First, we should instruct our embassy in Harare to establish contact with Mnangagwa and his current government to reiterate our policy regarding sanctions, and to inform him that, if upcoming elections are credible and nonviolent, we are prepared to recognize and work with the new government. While we should continue to monitor the human rights situation, our initial focus should be on actions to reinvigorate the country’s economy and empower the private sector to revitalize the agricultural sector, and rebuild stagnant industries, with a view to creating meaningful employment and broad economic security. We should encourage the new government to develop an investor-friendly climate, and take steps to curb corruption, while at the same time, encouraging American business to explore opportunities to increase two-way trade and investment.

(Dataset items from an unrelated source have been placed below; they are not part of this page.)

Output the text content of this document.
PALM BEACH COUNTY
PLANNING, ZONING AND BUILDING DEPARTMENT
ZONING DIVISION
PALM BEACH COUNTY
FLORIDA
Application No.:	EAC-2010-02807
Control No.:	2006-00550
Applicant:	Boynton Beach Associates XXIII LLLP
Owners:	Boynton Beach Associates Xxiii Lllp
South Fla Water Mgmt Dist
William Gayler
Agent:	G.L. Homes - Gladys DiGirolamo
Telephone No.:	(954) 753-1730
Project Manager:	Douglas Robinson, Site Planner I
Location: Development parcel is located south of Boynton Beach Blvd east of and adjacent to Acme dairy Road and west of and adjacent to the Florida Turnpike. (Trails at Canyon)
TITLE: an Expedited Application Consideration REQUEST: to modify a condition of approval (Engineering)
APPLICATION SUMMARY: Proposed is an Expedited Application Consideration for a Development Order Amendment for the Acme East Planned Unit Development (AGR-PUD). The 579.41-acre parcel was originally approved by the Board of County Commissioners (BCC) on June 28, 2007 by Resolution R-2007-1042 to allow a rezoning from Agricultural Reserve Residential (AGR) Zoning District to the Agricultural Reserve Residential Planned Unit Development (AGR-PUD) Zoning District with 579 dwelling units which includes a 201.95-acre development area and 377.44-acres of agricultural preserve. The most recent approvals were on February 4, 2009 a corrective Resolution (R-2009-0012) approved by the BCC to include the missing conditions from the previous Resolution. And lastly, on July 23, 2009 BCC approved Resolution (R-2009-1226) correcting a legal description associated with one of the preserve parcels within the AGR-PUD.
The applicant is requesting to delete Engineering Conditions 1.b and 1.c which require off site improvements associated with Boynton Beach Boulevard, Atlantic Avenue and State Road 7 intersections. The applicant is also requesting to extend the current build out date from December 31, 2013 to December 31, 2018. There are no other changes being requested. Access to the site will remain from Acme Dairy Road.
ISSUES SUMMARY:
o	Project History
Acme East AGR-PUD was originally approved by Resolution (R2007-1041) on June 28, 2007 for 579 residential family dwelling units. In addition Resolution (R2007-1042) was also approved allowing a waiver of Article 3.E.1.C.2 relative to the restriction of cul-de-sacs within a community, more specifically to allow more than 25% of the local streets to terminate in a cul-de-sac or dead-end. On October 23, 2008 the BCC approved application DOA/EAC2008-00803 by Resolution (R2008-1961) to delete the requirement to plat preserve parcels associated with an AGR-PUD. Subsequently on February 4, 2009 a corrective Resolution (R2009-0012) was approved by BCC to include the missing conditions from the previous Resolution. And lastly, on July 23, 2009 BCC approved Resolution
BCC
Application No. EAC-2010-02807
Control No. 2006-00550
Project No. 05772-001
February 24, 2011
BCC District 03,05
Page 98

During my time as ambassador, we experimented with a local economic development program modeled on an Asian village financing scheme. Women in a few poor rural villages were taught to organize local savings clubs, in which deposits were loaned out to members at low interest rates for income-producing ventures. These programs, though known to the government, were outside government control, and within months of establishment, totally self-reliant. Consideration should be given to implementing such a program in rural and suburban communities country-wide. People who are economically self-sufficient are less vulnerable to political exploitation.

The elephant in the room, which can’t be entirely ignored, is the Zimbabwean military. Existing laws and regulations will limit what we can do with the military, but for the long term, peaceful development of Zimbabwe, at some point we will have to figure out a way to work with this institution. Initially, I believe the primary focus should be on inculcating in the military establishment an ethos of service to the nation as a whole rather than identification with a specific political party. In my limited contact with senior military officials when I was ambassador, I was convinced that there exists within the military establishment a cadre of people who would like to professionalize and depoliticize the institution. The challenge will be to identify those individuals, and develop effective ways of working with them. One possibility might be to establish a working relationship with the SADC Peacekeeping Academy, which is located in Harare, and allowing Zimbabwean military participation in courses of instruction on military professionalism. I leave it to State and Defense, working with the congress, to determine just how such a program would be implemented.

While I have, in making these recommendations, assumed that elections will be held in July 2018, and that they will be credible and nonviolent, I must make clear at this point that I am not making a prediction. I do believe that if everyone approaches the coming months with an earnest desire to see Zimbabwe pull itself out of the doldrums and take its rightful place in the region and the world, it can happen. If it does happen, if everyone then puts the past behind them and focuses on the future, a new and more vibrant Zimbabwe can arise Phoenix-like from the ashes.

Amb. (ret) Charles Ray (r) and Rep. Chris Smith, subcommittee chair, talk after the hearing.